Oleh: Jones Gultom
Belakangan ini, kematian menjadi berita sehari-hari negeri ini. Pembantaian TKI, geng motor, tembak-menembak oleh aparat, maupun aksi-aksi bunuh diri merupakan peristiwa yang selalu terjadi setiap saat, tanpa pernah dicari tahu akar penyebabnya.
Kematian adalah puncak ritual manusia. Prosesi terhadapnya begitu diagungkan, bahkan lebih mulia dibanding kelahiran. Dengan kematian, seseorang menandai akhir perjalanan hidupnya, apakah berguna atau tidak. Pada akhirnya, kematian seseorang menjadi cermin bagi orang lain. Tak heran, jika di berbagai upacara kematian, biasanya dibacakan curriculum vitae orang yang meninggal itu.
Telah tercatat dalam sejarah, beragam kisah kematian yang menghidupkan itu. Misalnya, kematian Socrates yang membawa perubahan cara pandang sosial-agama di masa Yunani Kuno.
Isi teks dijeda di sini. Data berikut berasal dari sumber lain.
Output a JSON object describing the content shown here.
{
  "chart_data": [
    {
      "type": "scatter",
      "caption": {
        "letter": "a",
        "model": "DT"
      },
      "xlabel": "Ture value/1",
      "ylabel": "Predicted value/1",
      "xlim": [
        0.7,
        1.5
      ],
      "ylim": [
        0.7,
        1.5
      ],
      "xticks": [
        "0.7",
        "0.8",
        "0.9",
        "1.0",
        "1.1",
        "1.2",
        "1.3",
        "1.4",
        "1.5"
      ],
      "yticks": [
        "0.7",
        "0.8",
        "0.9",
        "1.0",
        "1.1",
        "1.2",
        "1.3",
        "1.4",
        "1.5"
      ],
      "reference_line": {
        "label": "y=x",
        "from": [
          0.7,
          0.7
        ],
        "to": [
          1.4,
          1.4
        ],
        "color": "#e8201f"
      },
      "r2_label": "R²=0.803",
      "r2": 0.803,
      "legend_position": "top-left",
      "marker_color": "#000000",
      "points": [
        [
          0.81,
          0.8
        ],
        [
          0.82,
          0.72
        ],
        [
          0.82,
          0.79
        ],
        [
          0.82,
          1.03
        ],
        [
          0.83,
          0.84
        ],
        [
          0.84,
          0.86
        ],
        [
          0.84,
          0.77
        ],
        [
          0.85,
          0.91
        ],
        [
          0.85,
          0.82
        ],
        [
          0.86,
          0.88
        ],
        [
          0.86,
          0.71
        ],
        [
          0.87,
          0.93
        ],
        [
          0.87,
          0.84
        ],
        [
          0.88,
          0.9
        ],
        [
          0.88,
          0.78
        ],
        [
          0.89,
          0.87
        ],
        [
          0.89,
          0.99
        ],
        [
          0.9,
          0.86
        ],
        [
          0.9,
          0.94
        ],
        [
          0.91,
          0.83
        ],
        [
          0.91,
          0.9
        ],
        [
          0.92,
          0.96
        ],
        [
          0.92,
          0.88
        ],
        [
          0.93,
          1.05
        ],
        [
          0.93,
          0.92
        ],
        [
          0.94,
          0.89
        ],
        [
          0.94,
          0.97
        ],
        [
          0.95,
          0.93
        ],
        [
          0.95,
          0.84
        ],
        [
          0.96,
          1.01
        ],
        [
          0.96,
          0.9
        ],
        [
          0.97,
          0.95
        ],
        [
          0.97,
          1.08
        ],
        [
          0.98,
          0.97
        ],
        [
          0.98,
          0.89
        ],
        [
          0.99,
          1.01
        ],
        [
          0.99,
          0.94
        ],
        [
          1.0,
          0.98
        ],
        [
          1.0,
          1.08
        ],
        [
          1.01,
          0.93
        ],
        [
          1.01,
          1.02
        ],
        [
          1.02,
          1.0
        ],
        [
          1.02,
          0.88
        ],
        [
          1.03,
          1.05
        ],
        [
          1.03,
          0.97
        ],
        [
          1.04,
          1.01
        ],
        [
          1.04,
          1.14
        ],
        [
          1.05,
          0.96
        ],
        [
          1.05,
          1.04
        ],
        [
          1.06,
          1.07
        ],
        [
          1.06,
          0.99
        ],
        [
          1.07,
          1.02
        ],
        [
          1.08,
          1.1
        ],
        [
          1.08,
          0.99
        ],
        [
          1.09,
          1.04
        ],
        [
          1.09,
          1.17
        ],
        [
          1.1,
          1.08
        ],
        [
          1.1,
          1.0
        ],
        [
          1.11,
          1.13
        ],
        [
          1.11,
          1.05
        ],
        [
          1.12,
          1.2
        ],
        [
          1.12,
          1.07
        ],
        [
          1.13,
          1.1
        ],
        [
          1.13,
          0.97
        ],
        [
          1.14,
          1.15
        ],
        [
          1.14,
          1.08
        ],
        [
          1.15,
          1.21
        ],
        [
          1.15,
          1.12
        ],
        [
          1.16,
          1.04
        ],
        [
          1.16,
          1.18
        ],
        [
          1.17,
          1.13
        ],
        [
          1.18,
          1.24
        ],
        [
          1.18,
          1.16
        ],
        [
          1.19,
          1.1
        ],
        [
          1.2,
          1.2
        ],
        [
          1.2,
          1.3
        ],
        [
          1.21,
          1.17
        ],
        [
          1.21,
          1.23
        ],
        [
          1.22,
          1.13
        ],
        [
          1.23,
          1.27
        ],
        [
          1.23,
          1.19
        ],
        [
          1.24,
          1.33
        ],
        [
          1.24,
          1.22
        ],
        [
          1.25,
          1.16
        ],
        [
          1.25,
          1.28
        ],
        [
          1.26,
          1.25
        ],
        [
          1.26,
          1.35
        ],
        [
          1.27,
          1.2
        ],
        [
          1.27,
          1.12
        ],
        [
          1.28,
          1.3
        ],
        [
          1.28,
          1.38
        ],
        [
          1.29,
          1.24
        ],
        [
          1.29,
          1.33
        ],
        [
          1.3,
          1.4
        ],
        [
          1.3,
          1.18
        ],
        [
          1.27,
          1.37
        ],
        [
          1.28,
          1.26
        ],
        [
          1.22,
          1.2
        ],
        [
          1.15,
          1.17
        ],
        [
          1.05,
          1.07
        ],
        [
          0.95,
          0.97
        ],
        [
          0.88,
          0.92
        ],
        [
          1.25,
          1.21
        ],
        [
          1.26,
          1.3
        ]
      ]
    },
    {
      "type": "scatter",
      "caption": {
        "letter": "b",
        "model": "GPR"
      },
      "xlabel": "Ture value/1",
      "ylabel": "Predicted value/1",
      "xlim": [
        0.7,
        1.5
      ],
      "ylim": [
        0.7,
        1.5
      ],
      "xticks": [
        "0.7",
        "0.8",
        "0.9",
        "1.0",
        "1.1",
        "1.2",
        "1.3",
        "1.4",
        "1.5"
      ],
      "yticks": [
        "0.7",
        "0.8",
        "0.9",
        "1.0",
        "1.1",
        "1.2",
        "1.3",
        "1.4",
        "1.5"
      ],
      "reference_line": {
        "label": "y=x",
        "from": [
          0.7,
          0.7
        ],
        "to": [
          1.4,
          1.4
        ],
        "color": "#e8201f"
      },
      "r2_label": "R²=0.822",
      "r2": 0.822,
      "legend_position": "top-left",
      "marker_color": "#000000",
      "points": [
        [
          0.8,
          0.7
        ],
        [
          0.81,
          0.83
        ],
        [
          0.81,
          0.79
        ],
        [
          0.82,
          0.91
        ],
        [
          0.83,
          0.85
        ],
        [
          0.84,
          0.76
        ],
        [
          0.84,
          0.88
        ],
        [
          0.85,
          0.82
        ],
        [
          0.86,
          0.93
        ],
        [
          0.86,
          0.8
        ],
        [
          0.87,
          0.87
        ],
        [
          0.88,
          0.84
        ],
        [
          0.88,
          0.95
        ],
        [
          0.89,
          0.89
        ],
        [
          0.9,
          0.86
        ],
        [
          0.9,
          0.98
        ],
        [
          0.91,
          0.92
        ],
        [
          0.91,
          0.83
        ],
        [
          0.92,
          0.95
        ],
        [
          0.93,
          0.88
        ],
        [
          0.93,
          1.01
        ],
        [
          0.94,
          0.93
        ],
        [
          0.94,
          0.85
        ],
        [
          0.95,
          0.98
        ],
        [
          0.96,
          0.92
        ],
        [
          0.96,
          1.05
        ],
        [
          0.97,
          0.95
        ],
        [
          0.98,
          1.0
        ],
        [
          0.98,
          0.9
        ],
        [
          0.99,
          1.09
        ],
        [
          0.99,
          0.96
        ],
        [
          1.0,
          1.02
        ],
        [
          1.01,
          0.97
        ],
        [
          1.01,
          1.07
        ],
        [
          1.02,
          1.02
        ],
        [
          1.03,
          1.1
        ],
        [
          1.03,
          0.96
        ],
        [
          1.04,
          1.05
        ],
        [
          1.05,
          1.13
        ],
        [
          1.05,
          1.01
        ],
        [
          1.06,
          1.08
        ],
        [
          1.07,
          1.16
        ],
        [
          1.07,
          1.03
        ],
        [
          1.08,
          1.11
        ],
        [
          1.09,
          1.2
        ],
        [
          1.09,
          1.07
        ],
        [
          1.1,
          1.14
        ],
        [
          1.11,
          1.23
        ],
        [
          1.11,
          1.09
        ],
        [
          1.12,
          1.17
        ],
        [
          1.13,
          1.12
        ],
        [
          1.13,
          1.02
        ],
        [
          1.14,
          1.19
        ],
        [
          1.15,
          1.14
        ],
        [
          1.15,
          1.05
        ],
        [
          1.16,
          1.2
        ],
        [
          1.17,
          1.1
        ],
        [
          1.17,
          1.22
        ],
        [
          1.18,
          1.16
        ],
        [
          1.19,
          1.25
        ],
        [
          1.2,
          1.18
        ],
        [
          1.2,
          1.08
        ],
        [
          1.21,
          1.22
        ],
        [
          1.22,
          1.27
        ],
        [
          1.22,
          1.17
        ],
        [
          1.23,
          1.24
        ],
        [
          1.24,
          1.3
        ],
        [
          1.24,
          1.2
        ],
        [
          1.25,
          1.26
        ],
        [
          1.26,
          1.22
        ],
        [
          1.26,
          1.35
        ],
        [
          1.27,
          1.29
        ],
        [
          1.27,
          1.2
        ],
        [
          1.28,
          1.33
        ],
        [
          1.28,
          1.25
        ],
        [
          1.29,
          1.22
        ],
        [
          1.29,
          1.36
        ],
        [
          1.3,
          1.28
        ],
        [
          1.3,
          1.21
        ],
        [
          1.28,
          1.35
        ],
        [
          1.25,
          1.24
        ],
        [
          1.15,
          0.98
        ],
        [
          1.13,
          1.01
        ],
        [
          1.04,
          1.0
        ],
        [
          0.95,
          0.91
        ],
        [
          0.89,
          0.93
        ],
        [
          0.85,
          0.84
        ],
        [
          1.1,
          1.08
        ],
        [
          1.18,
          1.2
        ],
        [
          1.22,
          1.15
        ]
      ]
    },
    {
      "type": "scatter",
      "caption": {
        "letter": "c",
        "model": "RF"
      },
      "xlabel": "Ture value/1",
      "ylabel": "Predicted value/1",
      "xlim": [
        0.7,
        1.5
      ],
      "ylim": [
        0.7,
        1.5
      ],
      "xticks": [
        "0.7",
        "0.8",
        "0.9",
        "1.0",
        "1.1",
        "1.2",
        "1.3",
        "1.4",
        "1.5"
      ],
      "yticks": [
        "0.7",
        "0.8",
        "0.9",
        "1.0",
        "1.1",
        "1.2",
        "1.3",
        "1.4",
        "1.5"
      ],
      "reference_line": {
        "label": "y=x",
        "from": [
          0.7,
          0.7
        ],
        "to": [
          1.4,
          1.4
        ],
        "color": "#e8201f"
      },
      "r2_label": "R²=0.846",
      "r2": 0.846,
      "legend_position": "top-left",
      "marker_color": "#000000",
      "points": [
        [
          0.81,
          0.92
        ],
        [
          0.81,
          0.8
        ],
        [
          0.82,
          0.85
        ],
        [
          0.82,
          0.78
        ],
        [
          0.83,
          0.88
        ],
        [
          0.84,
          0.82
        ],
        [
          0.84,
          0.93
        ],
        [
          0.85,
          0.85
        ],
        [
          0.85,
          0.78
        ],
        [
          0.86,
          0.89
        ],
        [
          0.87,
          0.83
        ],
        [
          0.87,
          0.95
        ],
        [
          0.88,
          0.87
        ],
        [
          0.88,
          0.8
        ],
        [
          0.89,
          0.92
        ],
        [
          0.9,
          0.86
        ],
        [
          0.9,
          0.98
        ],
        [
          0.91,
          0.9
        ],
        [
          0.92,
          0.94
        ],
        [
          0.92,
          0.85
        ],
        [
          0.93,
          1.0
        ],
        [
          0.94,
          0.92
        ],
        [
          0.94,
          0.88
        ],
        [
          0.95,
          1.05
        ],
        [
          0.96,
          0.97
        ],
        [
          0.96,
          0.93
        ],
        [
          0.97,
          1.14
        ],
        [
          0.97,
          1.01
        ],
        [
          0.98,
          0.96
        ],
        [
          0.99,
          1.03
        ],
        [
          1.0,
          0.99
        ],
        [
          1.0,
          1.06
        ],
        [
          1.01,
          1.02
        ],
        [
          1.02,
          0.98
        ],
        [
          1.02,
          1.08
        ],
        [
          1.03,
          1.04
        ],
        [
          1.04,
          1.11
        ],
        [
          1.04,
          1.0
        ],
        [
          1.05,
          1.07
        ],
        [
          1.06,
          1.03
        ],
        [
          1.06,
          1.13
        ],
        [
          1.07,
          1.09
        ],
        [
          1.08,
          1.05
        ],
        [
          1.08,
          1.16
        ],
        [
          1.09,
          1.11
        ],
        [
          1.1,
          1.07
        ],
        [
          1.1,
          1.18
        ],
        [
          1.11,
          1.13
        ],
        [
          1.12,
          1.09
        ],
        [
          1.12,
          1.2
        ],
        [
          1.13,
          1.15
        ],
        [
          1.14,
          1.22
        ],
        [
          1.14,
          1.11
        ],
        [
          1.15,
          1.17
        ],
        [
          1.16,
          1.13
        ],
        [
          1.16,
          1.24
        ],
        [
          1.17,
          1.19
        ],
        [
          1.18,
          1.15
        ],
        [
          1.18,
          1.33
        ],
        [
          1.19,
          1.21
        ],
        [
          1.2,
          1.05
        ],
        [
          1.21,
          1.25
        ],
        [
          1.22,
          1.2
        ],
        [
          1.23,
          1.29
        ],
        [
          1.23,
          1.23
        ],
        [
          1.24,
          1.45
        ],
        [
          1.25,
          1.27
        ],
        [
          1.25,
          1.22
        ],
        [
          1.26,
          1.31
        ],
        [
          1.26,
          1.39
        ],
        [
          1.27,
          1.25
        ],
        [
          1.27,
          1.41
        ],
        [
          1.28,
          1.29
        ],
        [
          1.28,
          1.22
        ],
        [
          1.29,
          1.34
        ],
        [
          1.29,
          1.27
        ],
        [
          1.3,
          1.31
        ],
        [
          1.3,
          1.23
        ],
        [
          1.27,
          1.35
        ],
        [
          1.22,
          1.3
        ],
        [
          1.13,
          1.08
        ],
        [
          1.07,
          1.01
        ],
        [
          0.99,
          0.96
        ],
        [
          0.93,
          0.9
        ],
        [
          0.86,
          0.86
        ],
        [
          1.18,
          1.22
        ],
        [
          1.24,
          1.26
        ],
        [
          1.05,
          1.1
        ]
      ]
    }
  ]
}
Yang paling dramatis tentu saja kematian Isa di kayu salib. Kematian-Nya bahkan menjadi awal babakan baru peradaban dunia. Ia tidak hanya membebaskan tapi juga memperbaharui iman para pengikut ajaran-Nya. Melalui kematian-Nya orang-orang tersadarkan, betapa iman mesti diperjuangkan demi kebersamaan.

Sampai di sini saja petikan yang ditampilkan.